An elderly asthma patient was not given a certain medicine before his death in a Hong Kong hospital because it would have taken too long to obtain the drug in an emergency, an inquest heard on Tuesday.
Yau Ming-poon, 74, died in Tuen Mun Hospital on May 16, 2016, three days after he was admitted for breathing difficulties.
The inquest at West Kowloon Court heard that Yau suffered cardiac arrest twice in the hospital’s intensive care unit. The first time, his breathing tube was found unattached to the respirator. Before his death, Yau had a second cardiac arrest after his family suspected the doctor had wrongly inserted a breathing tube into his digestive tract.
Doctor Lam Ki-wai told the hearing that three hours before the patient’s death at 5.27am, he had given Yau a drug named labetalol to lower his blood pressure, but it might have had side effects on his lungs.

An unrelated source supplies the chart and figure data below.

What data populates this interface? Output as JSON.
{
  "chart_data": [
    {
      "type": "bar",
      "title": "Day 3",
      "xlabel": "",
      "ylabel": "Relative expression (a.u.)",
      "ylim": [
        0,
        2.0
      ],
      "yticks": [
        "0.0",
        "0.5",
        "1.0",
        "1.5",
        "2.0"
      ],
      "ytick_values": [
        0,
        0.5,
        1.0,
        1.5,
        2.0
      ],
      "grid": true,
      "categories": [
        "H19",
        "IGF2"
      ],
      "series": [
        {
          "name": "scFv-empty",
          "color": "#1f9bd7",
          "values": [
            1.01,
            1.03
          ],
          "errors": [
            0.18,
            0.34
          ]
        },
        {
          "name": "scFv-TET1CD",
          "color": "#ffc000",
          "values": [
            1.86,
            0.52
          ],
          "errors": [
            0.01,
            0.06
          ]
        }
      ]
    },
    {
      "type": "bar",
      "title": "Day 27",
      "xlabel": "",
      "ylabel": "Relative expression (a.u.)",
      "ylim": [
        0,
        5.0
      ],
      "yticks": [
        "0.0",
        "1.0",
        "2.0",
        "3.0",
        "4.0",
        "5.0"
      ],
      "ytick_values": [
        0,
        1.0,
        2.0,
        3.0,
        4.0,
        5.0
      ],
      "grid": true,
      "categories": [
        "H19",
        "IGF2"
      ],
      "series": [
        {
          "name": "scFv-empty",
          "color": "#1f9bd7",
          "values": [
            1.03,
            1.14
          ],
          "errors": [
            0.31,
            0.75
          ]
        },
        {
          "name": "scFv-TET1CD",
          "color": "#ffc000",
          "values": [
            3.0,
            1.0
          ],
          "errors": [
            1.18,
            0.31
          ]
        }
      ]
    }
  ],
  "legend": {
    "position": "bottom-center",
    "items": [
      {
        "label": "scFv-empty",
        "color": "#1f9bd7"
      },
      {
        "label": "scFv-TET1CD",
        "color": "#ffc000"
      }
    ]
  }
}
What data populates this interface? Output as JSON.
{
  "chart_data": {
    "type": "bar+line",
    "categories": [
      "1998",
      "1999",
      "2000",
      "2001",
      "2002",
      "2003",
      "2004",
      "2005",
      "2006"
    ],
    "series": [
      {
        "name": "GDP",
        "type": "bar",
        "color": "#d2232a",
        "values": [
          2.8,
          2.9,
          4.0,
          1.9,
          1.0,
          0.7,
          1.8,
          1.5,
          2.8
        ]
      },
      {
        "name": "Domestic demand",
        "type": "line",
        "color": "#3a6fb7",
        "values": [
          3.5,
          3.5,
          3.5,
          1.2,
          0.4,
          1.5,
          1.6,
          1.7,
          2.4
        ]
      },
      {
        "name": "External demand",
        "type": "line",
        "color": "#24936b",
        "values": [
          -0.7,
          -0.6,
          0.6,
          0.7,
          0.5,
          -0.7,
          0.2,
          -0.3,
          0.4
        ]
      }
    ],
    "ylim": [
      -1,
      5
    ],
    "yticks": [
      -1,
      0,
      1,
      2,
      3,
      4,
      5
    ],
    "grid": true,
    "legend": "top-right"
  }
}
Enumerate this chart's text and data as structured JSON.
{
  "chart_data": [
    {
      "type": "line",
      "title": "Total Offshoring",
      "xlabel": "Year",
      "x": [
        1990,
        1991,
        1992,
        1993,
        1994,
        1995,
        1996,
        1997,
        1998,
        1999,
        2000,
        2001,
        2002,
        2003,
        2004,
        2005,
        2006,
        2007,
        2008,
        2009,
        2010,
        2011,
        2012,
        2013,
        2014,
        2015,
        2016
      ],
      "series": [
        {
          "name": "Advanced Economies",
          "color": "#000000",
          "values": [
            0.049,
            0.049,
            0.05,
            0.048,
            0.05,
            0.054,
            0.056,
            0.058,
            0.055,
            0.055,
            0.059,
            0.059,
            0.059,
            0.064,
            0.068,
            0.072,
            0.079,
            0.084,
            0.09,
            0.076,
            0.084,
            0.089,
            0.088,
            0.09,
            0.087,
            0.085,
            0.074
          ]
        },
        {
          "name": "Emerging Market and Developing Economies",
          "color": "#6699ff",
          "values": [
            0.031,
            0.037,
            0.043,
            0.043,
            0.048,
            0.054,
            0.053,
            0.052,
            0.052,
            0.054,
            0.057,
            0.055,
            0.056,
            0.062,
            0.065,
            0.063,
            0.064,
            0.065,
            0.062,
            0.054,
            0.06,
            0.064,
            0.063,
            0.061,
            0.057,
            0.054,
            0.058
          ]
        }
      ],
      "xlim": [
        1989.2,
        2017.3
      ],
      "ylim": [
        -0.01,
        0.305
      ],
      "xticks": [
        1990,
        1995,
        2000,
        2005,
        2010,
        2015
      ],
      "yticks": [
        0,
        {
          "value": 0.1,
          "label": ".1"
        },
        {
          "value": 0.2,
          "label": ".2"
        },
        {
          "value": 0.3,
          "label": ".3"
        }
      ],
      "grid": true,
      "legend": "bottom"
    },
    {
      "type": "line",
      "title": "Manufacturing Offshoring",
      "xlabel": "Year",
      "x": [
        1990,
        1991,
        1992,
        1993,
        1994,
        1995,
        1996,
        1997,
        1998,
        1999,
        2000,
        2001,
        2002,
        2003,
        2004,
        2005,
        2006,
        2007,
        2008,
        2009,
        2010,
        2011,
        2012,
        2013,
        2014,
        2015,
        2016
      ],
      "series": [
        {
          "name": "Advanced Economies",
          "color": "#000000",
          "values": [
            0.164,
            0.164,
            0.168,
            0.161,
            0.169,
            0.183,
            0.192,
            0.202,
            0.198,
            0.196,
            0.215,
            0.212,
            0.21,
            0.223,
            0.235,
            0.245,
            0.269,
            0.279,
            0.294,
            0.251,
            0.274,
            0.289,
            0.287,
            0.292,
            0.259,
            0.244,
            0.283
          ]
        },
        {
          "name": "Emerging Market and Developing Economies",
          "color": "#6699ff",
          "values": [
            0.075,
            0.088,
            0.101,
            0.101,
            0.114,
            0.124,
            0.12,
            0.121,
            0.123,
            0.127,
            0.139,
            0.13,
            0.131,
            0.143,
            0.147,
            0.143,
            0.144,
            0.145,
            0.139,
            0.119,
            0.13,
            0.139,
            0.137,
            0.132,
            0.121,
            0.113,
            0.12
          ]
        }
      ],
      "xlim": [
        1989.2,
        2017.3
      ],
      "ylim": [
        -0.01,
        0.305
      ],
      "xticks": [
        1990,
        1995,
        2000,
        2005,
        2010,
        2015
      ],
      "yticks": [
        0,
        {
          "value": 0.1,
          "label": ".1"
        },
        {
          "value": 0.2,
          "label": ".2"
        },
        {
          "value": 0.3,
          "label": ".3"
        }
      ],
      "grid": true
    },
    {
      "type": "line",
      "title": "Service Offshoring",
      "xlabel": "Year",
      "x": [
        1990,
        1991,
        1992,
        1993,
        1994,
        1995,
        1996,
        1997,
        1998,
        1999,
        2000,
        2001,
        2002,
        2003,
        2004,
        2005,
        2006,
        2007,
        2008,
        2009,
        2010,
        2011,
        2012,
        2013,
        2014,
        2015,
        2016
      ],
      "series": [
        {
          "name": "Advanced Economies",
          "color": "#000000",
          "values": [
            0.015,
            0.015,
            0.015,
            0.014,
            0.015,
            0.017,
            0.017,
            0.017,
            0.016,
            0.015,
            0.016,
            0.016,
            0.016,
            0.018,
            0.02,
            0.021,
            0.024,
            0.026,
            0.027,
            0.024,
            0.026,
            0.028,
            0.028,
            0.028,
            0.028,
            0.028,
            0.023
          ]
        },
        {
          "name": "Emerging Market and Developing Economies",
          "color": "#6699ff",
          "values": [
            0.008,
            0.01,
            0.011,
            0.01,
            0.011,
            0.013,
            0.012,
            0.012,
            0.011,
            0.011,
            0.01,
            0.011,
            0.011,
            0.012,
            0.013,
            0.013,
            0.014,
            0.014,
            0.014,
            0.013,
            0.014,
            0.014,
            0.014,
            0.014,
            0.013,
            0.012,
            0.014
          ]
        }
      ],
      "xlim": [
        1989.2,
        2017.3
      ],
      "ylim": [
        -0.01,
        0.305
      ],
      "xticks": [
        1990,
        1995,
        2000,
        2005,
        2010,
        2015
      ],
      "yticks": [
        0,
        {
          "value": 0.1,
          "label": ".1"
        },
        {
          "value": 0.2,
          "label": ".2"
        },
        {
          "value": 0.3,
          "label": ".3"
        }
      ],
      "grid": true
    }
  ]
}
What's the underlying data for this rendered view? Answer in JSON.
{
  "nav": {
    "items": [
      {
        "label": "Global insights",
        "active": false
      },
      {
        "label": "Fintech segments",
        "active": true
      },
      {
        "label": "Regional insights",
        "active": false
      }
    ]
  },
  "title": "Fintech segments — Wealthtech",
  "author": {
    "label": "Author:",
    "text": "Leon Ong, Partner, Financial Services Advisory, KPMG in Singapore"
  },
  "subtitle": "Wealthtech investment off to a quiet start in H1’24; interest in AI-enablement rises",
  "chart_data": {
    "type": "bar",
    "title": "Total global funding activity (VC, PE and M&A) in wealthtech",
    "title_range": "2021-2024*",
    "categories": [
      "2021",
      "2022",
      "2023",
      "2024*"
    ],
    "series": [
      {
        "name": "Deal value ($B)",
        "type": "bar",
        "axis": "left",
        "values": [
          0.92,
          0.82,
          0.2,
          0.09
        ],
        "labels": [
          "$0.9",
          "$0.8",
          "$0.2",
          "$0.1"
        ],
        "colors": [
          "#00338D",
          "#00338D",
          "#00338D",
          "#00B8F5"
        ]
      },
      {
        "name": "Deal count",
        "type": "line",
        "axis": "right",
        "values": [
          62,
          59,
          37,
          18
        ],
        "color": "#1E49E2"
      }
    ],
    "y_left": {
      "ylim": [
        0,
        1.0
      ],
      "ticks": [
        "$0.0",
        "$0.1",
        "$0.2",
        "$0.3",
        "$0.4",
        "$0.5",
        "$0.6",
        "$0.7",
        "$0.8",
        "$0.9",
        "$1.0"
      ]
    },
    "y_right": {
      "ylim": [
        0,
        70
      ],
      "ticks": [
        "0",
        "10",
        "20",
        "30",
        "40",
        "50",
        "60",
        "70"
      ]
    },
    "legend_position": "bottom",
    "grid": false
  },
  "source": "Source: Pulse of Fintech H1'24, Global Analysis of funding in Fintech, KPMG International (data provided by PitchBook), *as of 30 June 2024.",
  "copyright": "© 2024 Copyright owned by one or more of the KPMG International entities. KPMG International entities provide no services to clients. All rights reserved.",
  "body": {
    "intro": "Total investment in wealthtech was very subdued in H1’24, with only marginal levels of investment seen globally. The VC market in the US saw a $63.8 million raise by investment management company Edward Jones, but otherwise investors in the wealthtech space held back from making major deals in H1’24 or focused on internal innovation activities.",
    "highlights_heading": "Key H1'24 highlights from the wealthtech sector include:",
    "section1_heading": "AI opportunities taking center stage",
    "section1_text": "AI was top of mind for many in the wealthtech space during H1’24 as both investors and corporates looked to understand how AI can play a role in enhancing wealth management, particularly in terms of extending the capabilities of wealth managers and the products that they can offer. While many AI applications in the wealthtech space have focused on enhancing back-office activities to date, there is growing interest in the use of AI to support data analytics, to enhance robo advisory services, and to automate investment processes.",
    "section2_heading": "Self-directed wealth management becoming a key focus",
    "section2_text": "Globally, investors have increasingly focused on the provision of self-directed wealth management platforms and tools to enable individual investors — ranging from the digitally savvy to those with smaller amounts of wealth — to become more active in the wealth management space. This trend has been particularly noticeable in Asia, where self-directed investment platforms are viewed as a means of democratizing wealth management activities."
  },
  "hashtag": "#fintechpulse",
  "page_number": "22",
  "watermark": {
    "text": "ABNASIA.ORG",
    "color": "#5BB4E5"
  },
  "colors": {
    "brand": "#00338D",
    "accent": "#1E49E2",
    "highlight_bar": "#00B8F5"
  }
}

Lam admitted that while a drug called esmolol had fewer after-effects, it was only available in the hospital’s pharmacy. It would have taken half an hour for Lam to go through sterilisation procedures in and out of the ICU and to walk between different buildings to get the drug, a risk he did not want to take in an emergency.
The inquest heard that while Yau’s blood pressure returned to normal after he was given a small amount of labetalol continuously over 90 minutes, he had bronchospasm – constriction of muscles in the airways – forcing the doctor to apply extra medicine at around 3.30am.
Lam believed he had made the best decision after balancing the patient’s interests and the risks involved. He also dismissed links between the tightening of Yau’s airways and his death because of the considerable time that had lapsed.
“There was no perfect cure. We cannot foresee the coming of an after-effect,” Lam said.
Yau’s family suspected that Yau’s death might have been attributed to two hospital blunders when he had heart failure, but Lam said he was confident he had made no mistake in changing the breathing apparatus for the patient.
He believed he had intubated the patient correctly after observing multiple indicators, including a wheezing sound in Yau’s breath and vapour in the breathing tube. Lam admitted, however, that he had not used a detector to make sure his thoughts were correct because the machine would have taken more than a few minutes to turn on.
Yau’s family also suspected that wrongful intubation resulted in Yau’s bloated abdomen, but Lam said the swelling was because of inflation of the lungs due to inadequate gas exchange in the breathing system.
Pathologist Cheung Sai-yin said that while the patient died of respiratory failure, he found no correlation between Yau’s death and the two heart failures.
The inquest continues before coroner Stephanie Tsui May-har and a panel of five jurors on Wednesday.